Los seis dominios o corrientes señalados por Friedman son la política, la cultura, la seguridad nacional, las finanzas, la tecno­logía y el medio ambiente, seis dominios que, en su opinión, sólo pueden comprenderse individualmente comprendiéndolos a to­dos. Luego felicita a Paul Kennedy y John Lewis Gaddis por tra­tar de ser más "integrales" y "globales" aunque, desde mi punto de vista, sólo son "medio integrales", puesto que su visión se centra en la chata red-de-la-vida que, si bien está interconectada en un determinado nivel, carece de toda profundidad vertical. «En un ensayo escrito por ambos -dice Friedman-, Gaddis y Kennedy se lamentan de que la política internacional se halle, tan a menudo y en tantos países, en manos de particularistas. Según los dos historiadores de Yale: "Son personas sumamente compe­tentes a la hora de considerar aspectos parciales, pero que tienen dificultades en ver la imagen global. Ordenan las prioridades y tratan de cumplirlas separada y simultáneamente, sin pensar en el modo en que se interfieren mutuamente. Se mueven perfectamente de árbol en árbol, pero parecen hallarse completamente perdidos en medio del bosque. Los grandes estrategas del pasado eran generalistas que veían tanto los bosques como los árboles y operaban desde una perspectiva ecológica, comprendiendo que el mundo es una red en la que todo está interconectado y que los cambios realizados aquí repercuten allí. ¿Dónde, sin embargo, podemos encontrar hoy a un generalista?... La tendencia domi­nante en las universidades y en el mundo del pensamiento expe­rimenta una especialización cada vez mayor que premia más la comprensión profunda de un solo campo que la diversificación en varios. Pero sin comprensión de la totalidad... no puede haber estrategia alguna y, sin estrategia, no hay más que movimiento a la deriva".»
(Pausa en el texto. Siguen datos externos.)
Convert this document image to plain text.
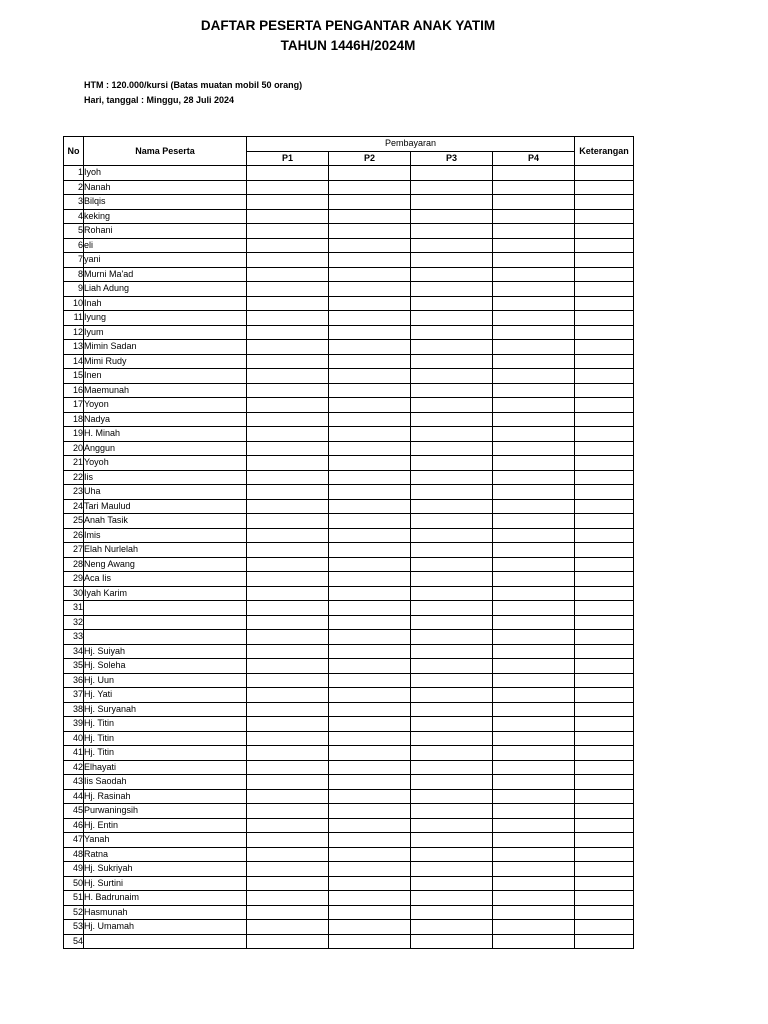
DAFTAR PESERTA PENGANTAR ANAK YATIM
TAHUN 1446H/2024M
HTM : 120.000/kursi (Batas muatan mobil 50 orang)
Hari, tanggal : Minggu, 28 Juli 2024
No	Nama Peserta	Pembayaran				Keterangan
		P1	P2	P3	P4	
1	Iyoh					
2	Nanah					
3	Bilqis					
4	keking					
5	Rohani					
6	eli					
7	yani					
8	Murni Ma'ad					
9	Liah Adung					
10	Inah					
11	Iyung					
12	Iyum					
13	Mimin Sadan					
14	Mimi Rudy					
15	Inen					
16	Maemunah					
17	Yoyon					
18	Nadya					
19	H. Minah					
20	Anggun					
21	Yoyoh					
22	Iis					
23	Uha					
24	Tari Maulud					
25	Anah Tasik					
26	Imis					
27	Elah Nurlelah					
28	Neng Awang					
29	Aca Iis					
30	Iyah Karim					
31						
32						
33						
34	Hj. Suiyah					
35	Hj. Soleha					
36	Hj. Uun					
37	Hj. Yati					
38	Hj. Suryanah					
39	Hj. Titin					
40	Hj. Titin					
41	Hj. Titin					
42	Elhayati					
43	Iis Saodah					
44	Hj. Rasinah					
45	Purwaningsih					
46	Hj. Entin					
47	Yanah					
48	Ratna					
49	Hj. Sukriyah					
50	Hj. Surtini					
51	H. Badrunaim					
52	Hasmunah					
53	Hj. Umamah					
54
Y sin profundidad, la deriva es todavía mayor. Todos esos teó­ricos -entre los que cabe destacar a Kennedy, Gaddis y al mismo Friedman- se centran casi exclusivamente en los cuadrantes de la Mano Derecha (que incluye la teoría sistémica, las teorías del caos y de la complejidad, la red de la vida, el holismo chato, la globalización tecnoeconómica, etc.). O bien ignoran los cuadran­tes de la Mano Izquierda o sólo los admiten de pasada, pero sin reconocer los distintos niveles verticales de profundidad del de­sarrollo de esos cuadrantes. Y por ello incurren con tanta fre­cuencia en el reduccionismo sutil -que consiste en reducir todos los eventos de la Mano Izquierda a ajustes funcionales de la Mano Derecha- y no nos presentan tanto un holismo integral (que atienda a las realidades de la Mano Izquierda y a las reali­dades de la Mano Derecha) como un holismo chato (exclusivo de la Mano Derecha).`

Así pues, el holismo chato y la red ecológica de la vida deben verse complementados con la dimensión vertical y la pirámide de la vida, dos dimensiones esencialmente importantes. Cualquier análisis que no preste la debida atención a la dimensión vertical de las olas del desarrollo de la conciencia está moviéndose en un es­pacio bidimensional, no en un espacio tridimensional (que es, por cierto, el espacio en que se mueve el mundo real), con lo cual las dimensiones de altura y profundidad se escapan del análisis que, en consecuencia -y por defecto-, tiene lugar desde el nivel de de­sarrollo subjetivo alcanzado por el analista, lo cual suele signifi­car que el meme azul, naranja o verde trata de comprender la espi­ral completa del desarrollo a través de la lente que le proporciona su propio nivel, con resultados más que lamentables.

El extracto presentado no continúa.